Mercado Libre hit a milestone in June. That month, the company’s payments division processed more payments away from Mercado Libre than on the e-commerce platform. For the first time, Mercado Pago was not just a system to facilitate purchases on the mother ship. It was a payments processing business in its own right.
The advance for the Mercado Libre group – Latin America’s first home-grown big technology company – illustrates a fundamental change in the financial services industry. And a growing point of tension. Big tech companies are moving into services that traditionally have been the domain of regulated banks.
Amazon, Mercado Libre and PayPal offer loans to their clients. Apple users can apply for a credit card from the company better known for selling expensive cellphones. Digital wallets, such as Uber Cash, allow people to “store value” in their account – arguably, that’s simply big tech jargon for taking deposits.
So as the biggest digital platforms add lending, deposit and payments services, in pursuit of the ultimate frictionless customer experience, where does that leave banks? Taking deposits and lending out cash is their core business. What happens to their business models as big tech edges into their territory? It’s perhaps the biggest challenge to banks globally since the financial crisis in the US and Europe a decade ago.
“Ten years ago, banks were competing with other banks,” says Claudio Rodrigues Oliveira, head of digital transformation at Interbank in Peru. “There was competition, but it was stable.”
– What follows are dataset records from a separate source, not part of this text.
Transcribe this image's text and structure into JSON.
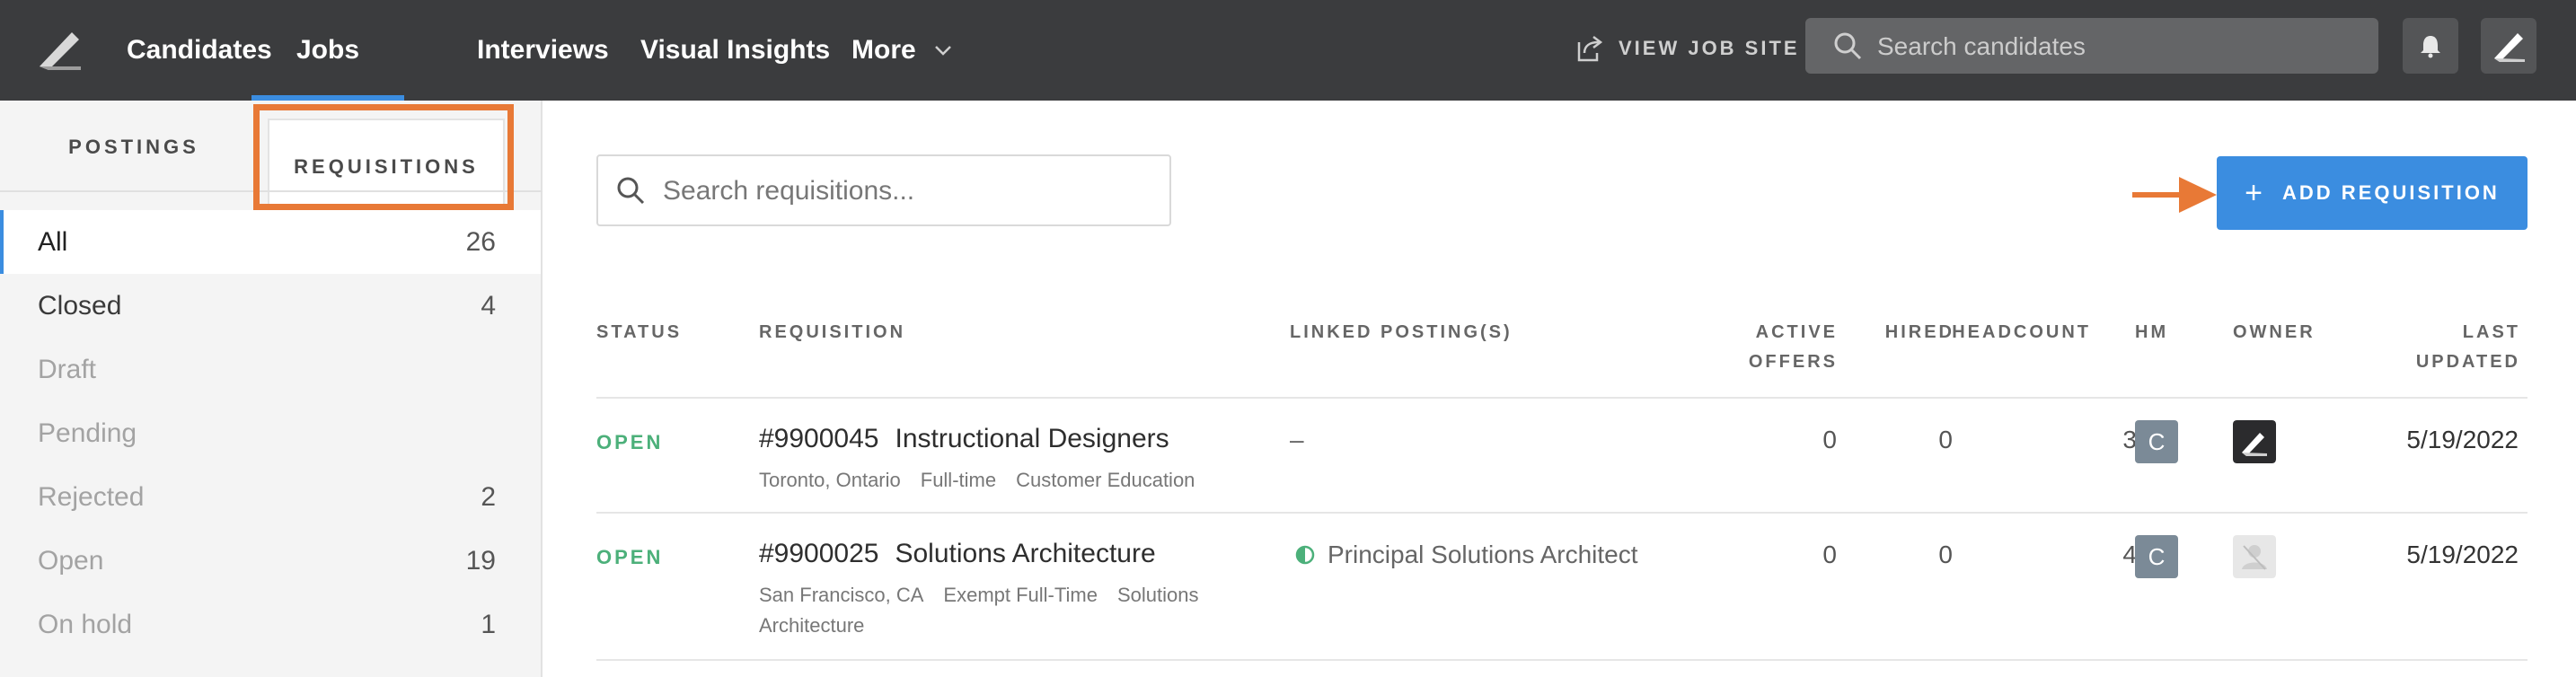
{
  "nav": {
    "items": [
      {
        "label": "Candidates"
      },
      {
        "label": "Jobs"
      },
      {
        "label": "Interviews"
      },
      {
        "label": "Visual Insights"
      },
      {
        "label": "More"
      }
    ],
    "active_item": "Jobs",
    "view_job_site": "VIEW JOB SITE",
    "search_placeholder": "Search candidates"
  },
  "sidebar": {
    "tabs": [
      {
        "label": "POSTINGS"
      },
      {
        "label": "REQUISITIONS"
      }
    ],
    "active_tab": "REQUISITIONS",
    "filters": [
      {
        "label": "All",
        "count": "26"
      },
      {
        "label": "Closed",
        "count": "4"
      },
      {
        "label": "Draft",
        "count": ""
      },
      {
        "label": "Pending",
        "count": ""
      },
      {
        "label": "Rejected",
        "count": "2"
      },
      {
        "label": "Open",
        "count": "19"
      },
      {
        "label": "On hold",
        "count": "1"
      }
    ]
  },
  "main": {
    "search_placeholder": "Search requisitions...",
    "add_button_label": "ADD REQUISITION",
    "table": {
      "headers": {
        "status": "STATUS",
        "requisition": "REQUISITION",
        "linked_postings": "LINKED POSTING(S)",
        "active_offers_1": "ACTIVE",
        "active_offers_2": "OFFERS",
        "hired": "HIRED",
        "headcount": "HEADCOUNT",
        "hm": "HM",
        "owner": "OWNER",
        "last_updated_1": "LAST",
        "last_updated_2": "UPDATED"
      },
      "rows": [
        {
          "status": "OPEN",
          "number": "#9900045",
          "title": "Instructional Designers",
          "meta": [
            "Toronto, Ontario",
            "Full-time",
            "Customer Education"
          ],
          "meta_line2": "",
          "linked_posting": "–",
          "active_offers": "0",
          "hired": "0",
          "headcount": "3",
          "hm": "C",
          "last_updated": "5/19/2022"
        },
        {
          "status": "OPEN",
          "number": "#9900025",
          "title": "Solutions Architecture",
          "meta": [
            "San Francisco, CA",
            "Exempt Full-Time",
            "Solutions"
          ],
          "meta_line2": "Architecture",
          "linked_posting": "Principal Solutions Architect",
          "active_offers": "0",
          "hired": "0",
          "headcount": "4",
          "hm": "C",
          "last_updated": "5/19/2022"
        }
      ]
    }
  },
  "colors": {
    "nav_bg": "#3b3c3e",
    "accent_blue": "#3b8de0",
    "highlight_orange": "#e87936",
    "status_green": "#4cb07a"
  }
}
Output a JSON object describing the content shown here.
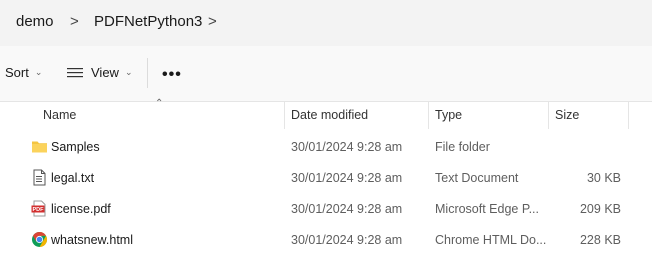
{
  "breadcrumb": {
    "items": [
      "demo",
      "PDFNetPython3"
    ],
    "separator": ">"
  },
  "toolbar": {
    "sort_label": "Sort",
    "view_label": "View",
    "more_label": "•••"
  },
  "columns": {
    "name": "Name",
    "date": "Date modified",
    "type": "Type",
    "size": "Size"
  },
  "files": [
    {
      "name": "Samples",
      "date": "30/01/2024 9:28 am",
      "type": "File folder",
      "size": "",
      "icon": "folder-icon"
    },
    {
      "name": "legal.txt",
      "date": "30/01/2024 9:28 am",
      "type": "Text Document",
      "size": "30 KB",
      "icon": "text-file-icon"
    },
    {
      "name": "license.pdf",
      "date": "30/01/2024 9:28 am",
      "type": "Microsoft Edge P...",
      "size": "209 KB",
      "icon": "pdf-icon"
    },
    {
      "name": "whatsnew.html",
      "date": "30/01/2024 9:28 am",
      "type": "Chrome HTML Do...",
      "size": "228 KB",
      "icon": "chrome-icon"
    }
  ],
  "colors": {
    "folder": "#f4c542",
    "pdf": "#d32f2f",
    "chrome_red": "#db4437",
    "chrome_yellow": "#f4b400",
    "chrome_green": "#0f9d58",
    "chrome_blue": "#4285f4"
  }
}
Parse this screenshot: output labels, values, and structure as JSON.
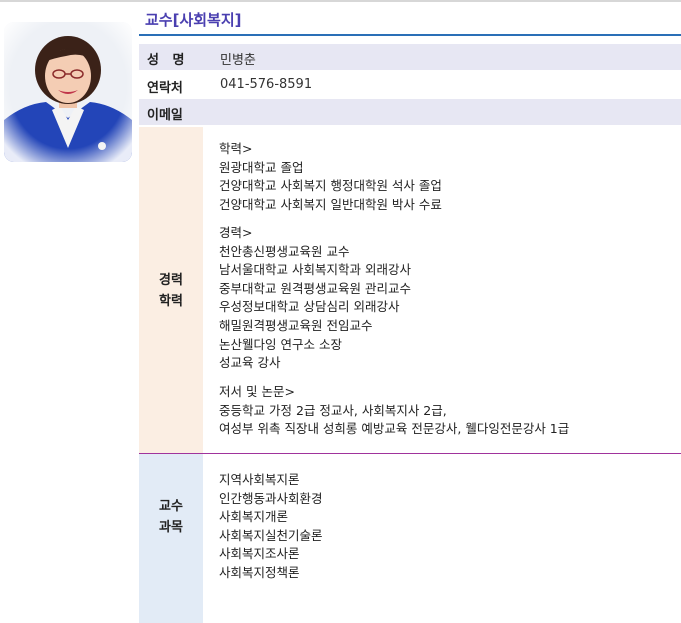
{
  "title": "교수[사회복지]",
  "profile": {
    "name_label": "성   명",
    "name_value": "민병춘",
    "phone_label": "연락처",
    "phone_value": "041-576-8591",
    "email_label": "이메일",
    "email_value": ""
  },
  "career": {
    "side_label_1": "경력",
    "side_label_2": "학력",
    "education_header": "학력>",
    "education": [
      "원광대학교 졸업",
      "건양대학교 사회복지 행정대학원 석사 졸업",
      "건양대학교 사회복지 일반대학원 박사 수료"
    ],
    "experience_header": "경력>",
    "experience": [
      "천안총신평생교육원 교수",
      "남서울대학교 사회복지학과 외래강사",
      "중부대학교 원격평생교육원 관리교수",
      "우성정보대학교 상담심리 외래강사",
      "해밀원격평생교육원 전임교수",
      "논산웰다잉 연구소 소장",
      "성교육 강사"
    ],
    "publications_header": "저서 및 논문>",
    "publications": [
      "중등학교 가정 2급 정교사, 사회복지사 2급,",
      "여성부 위촉 직장내 성희롱 예방교육 전문강사, 웰다잉전문강사 1급"
    ]
  },
  "courses": {
    "side_label_1": "교수",
    "side_label_2": "과목",
    "items": [
      "지역사회복지론",
      "인간행동과사회환경",
      "사회복지개론",
      "사회복지실천기술론",
      "사회복지조사론",
      "사회복지정책론"
    ]
  },
  "colors": {
    "title": "#4a3fb0",
    "rule": "#2a6fb7",
    "row_shade": "#e7e7f3",
    "career_side": "#fbeee3",
    "course_side": "#e2ebf6",
    "divider": "#a0339c"
  }
}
Complicating matters further, often Big Tech’s financial services forays are underwritten by investor largess or more profitable divisions of their business. And to top it off, big tech companies don’t hold banking licenses. They are free of the regulation that requires banks to maintain extensive compliance and risk management systems.
“Facebook used to talk about moving fast and breaking things,” says Daniel Kennedy, vice president for digital banking at Scotiabank Chile. “A risk management system won’t let you do that. And strong risk management is the beating heart of credit.”
Scale advantages
Big tech companies – digital platforms with massive customer bases in multiple countries – are growing at a blistering speed. Typically, that is thanks to offering a highly useful product or service at a low cost and, critically, with impressive digital customer experience.
As they move into financial services, two elements in particular pose threats to banks: their extensive user bases and their cutting edge data analytics.
“They already have clients who they can connect and facilitate transactions for over the same platform, or outside it, on a big scale,” says Emiliano Porciani, head of digital banking at Banco Galicia in Argentina.
“This can become an opportunity for banks, by accessing these audiences to offer services and complement what the big techs offer themselves. It can also become a threat, given the new and more complicated competitive landscape.”
The comment goes to the heart of how bank executives view the growth of digital commerce platforms. There is opportunity here, to work with big tech in jointly profitable endeavors. But it’s a delicate union: if big techs were to get banking licenses, the playing field could quickly tilt in their favor. And even without becoming regulated entities, big techs are making such a mark on digital experiences that banks are frantically working to keep up.
The trust factor
Banks also have an advantage in a key area over big tech companies, notes David Schwartz, head of the Florida International Bankers Association. That advantage is trust. While retail clients may be more fickle, for wealthier customers and corporate accounts, the reliability of banks remains paramount.
“For larger customers, trust is very important,” said Schwartz. “What is their backing? We saw during the financial crisis, that when things happen to the financial system, the federal government steps in. That’s a key point.”
Closely related to that are the benefits of banks’ regulation and compliance requirements.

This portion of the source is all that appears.